During the peak of euphoria in Tahrir Square in early February, many Egyptian Christians set aside their grievances with the Muslim majority, and the latter their discrimination against the former, to unite in toppling Hosni Mubarak. However, the protest banners had barely been re-furled when ultra-conservative Salafi groups, largely an underground movement under Mubarak's repressive security state and strongly influenced by Wahhabi fundamentalism, made their presence felt. A long-forming pattern of anti-Christian violence has since increased across the country, often prompted by intolerant Salafi preachers and perpetrated by local Muslims intent on reminding Copts of their second-class status.
- On March 4, a mob of Muslims in the village of Sol rioted against Copts and their property, angered by controversy over a rumored romance between a local Christian man and Muslim woman.
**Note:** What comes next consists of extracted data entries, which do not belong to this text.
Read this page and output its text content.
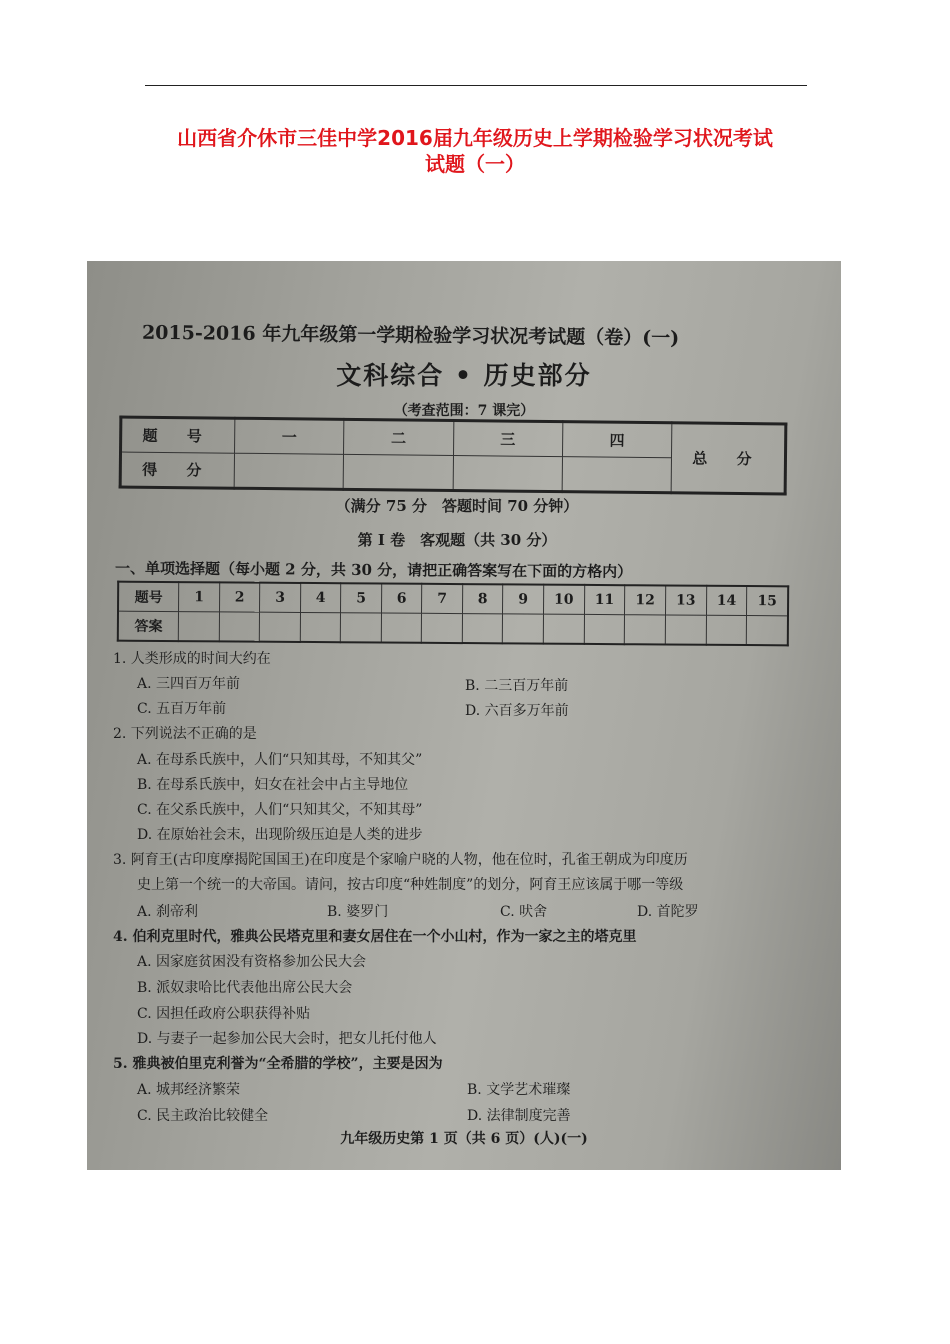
山西省介休市三佳中学2016届九年级历史上学期检验学习状况考试
试题（一）
2015-2016 年九年级第一学期检验学习状况考试题（卷）(一)
文科综合 • 历史部分
（考查范围：7 课完）
题 号	一	二	三	四	总 分
得 分					
（满分 75 分　答题时间 70 分钟）
第 I 卷　客观题（共 30 分）
一、单项选择题（每小题 2 分，共 30 分，请把正确答案写在下面的方格内）
题号	1	2	3	4	5	6	7	8	9	10	11	12	13	14	15
答案															
1. 人类形成的时间大约在
A. 三四百万年前	B. 二三百万年前
C. 五百万年前	D. 六百多万年前
2. 下列说法不正确的是
A. 在母系氏族中，人们“只知其母，不知其父”
B. 在母系氏族中，妇女在社会中占主导地位
C. 在父系氏族中，人们“只知其父，不知其母”
D. 在原始社会末，出现阶级压迫是人类的进步
3. 阿育王(古印度摩揭陀国国王)在印度是个家喻户晓的人物，他在位时，孔雀王朝成为印度历
史上第一个统一的大帝国。请问，按古印度“种姓制度”的划分，阿育王应该属于哪一等级
A. 刹帝利	B. 婆罗门	C. 吠舍	D. 首陀罗
4. 伯利克里时代，雅典公民塔克里和妻女居住在一个小山村，作为一家之主的塔克里
A. 因家庭贫困没有资格参加公民大会
B. 派奴隶哈比代表他出席公民大会
C. 因担任政府公职获得补贴
D. 与妻子一起参加公民大会时，把女儿托付他人
5. 雅典被伯里克利誉为“全希腊的学校”，主要是因为
A. 城邦经济繁荣	B. 文学艺术璀璨
C. 民主政治比较健全	D. 法律制度完善
九年级历史第 1 页（共 6 页）(人)(一)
This mob sent Christian residents running to their homes for safety, before it burned the town's main church to the ground (reportedly after looters mistook Coptic-language liturgy for books of black magic). Two Copts were killed in the violence.
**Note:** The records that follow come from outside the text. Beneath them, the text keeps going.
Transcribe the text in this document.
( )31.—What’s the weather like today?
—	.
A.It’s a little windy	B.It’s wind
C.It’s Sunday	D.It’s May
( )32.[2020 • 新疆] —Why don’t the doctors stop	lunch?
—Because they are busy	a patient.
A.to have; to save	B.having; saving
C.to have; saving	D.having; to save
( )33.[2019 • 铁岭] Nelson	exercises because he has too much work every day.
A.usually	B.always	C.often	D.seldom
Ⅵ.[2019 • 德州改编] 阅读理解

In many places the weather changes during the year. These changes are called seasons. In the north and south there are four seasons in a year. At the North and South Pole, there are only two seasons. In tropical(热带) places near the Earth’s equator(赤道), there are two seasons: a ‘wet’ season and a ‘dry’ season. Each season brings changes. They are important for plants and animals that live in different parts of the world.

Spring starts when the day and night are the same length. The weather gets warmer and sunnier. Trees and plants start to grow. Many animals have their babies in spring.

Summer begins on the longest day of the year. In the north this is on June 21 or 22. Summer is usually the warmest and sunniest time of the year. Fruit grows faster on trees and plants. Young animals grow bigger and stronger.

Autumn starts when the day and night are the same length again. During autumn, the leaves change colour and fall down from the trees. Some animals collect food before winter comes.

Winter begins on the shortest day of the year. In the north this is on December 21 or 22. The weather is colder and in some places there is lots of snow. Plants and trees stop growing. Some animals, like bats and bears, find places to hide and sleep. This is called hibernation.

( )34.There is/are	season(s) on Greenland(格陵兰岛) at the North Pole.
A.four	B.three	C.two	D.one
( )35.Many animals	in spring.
On Sept.30, a Salafi imam incited a group of several thousand Muslims in the village of al-Marinab to march on a local church after Friday prayers. The Christians' offense: they had built a dome on their more than 70-year-old church after receiving all necessary approval from the Aswan governor. After the mob attacked and burned the church with impunity, the governor claimed he had given no such permission and implicitly sanctioned the mob's actions.
This last incident led to horrific violence on Oct. 9, when the Egyptian military brutally suppressed a demonstration of mostly Coptic protestors in the Maspero district of Cairo, killing 27. Unbelievably, the SCAF has denied all responsibility for those events, despite a plethora of video and eyewitness evidence to the contrary, and it has even sought to punish some of the more vocal participants (Christian and Muslim) of the Maspero protest. In this case, the transitional government didn't just overlook an attack on Copts: it perpetrated the violence.
On Oct. 16, a public school teacher reportedly incited a group of Muslim students in his class to beat to death Ayman Labib, a Coptic classmate, for wearing a cross. As of this writing, police have charged two students with the murder, but the teacher (who reportedly turned to the class after seeing Ayman's cross and asked, "What are we going to do with him?") and others who might have been involved in the incident have so far avoided any serious investigation into their incitement or complicity.
These are all tragic events, but why do they matter? Why focus on the status of a minority community, when the big picture of the Arab Spring is really about the collective will of Tunisians, Egyptians, Syrians, Yemenis, Libyans and Bahrainis rising against their respective autocracies?
The reason is simple: No nation can claim to uphold, implement or even pursue democratic ideals when it subjugates and oppresses its minorities, as Americans finally began to understand during their own Civil Rights movement. The pattern of violence and discrimination against the Arab world's largest religious minority (roughly the same population as New York City) by members of the country's religious majority, and by the ruling military that is supposedly shepherding the country toward civilian rule, hints at a terrible price that Egypt may pay for its revolution, regardless of its original, noble intentions. The Arab Spring, in Egypt and beyond, will thus be meaningless if it exchanges one form of oppression for another.
Concerns about the emergence of Islamist factions as the most organized and mobilized groups in the region's new democratic processes, such as Egypt's Muslim Brotherhood and its small but vocal population of intolerant Salafis, are indeed valid. They are an expression of genuine, well-founded apprehension about the future of Arab societies governed by Islamists and the rigid, archaic interpretations of shariah that most of them share. Renowned Egyptian novelist Alaa al-Aswany, himself a Muslim, has voiced such deep concern
: "We can expect them [Islamists] to use the democratic system as merely a ladder to power, which they will climb up and then kick away so that no one else can use it." Non-Muslims will likely be the first and certainly not the last victims
of such a future.
To this end, the United States and its allies should do everything in their power to assure that the Copts, along with other non-Muslim and Muslim minority communities, receive the benefits of the Arab Spring, rather than become its victims- as many fear has already begun to happen.
Kurt J. Werthmuller is a research fellow at the Hudson Institute's Center for Religious Freedom.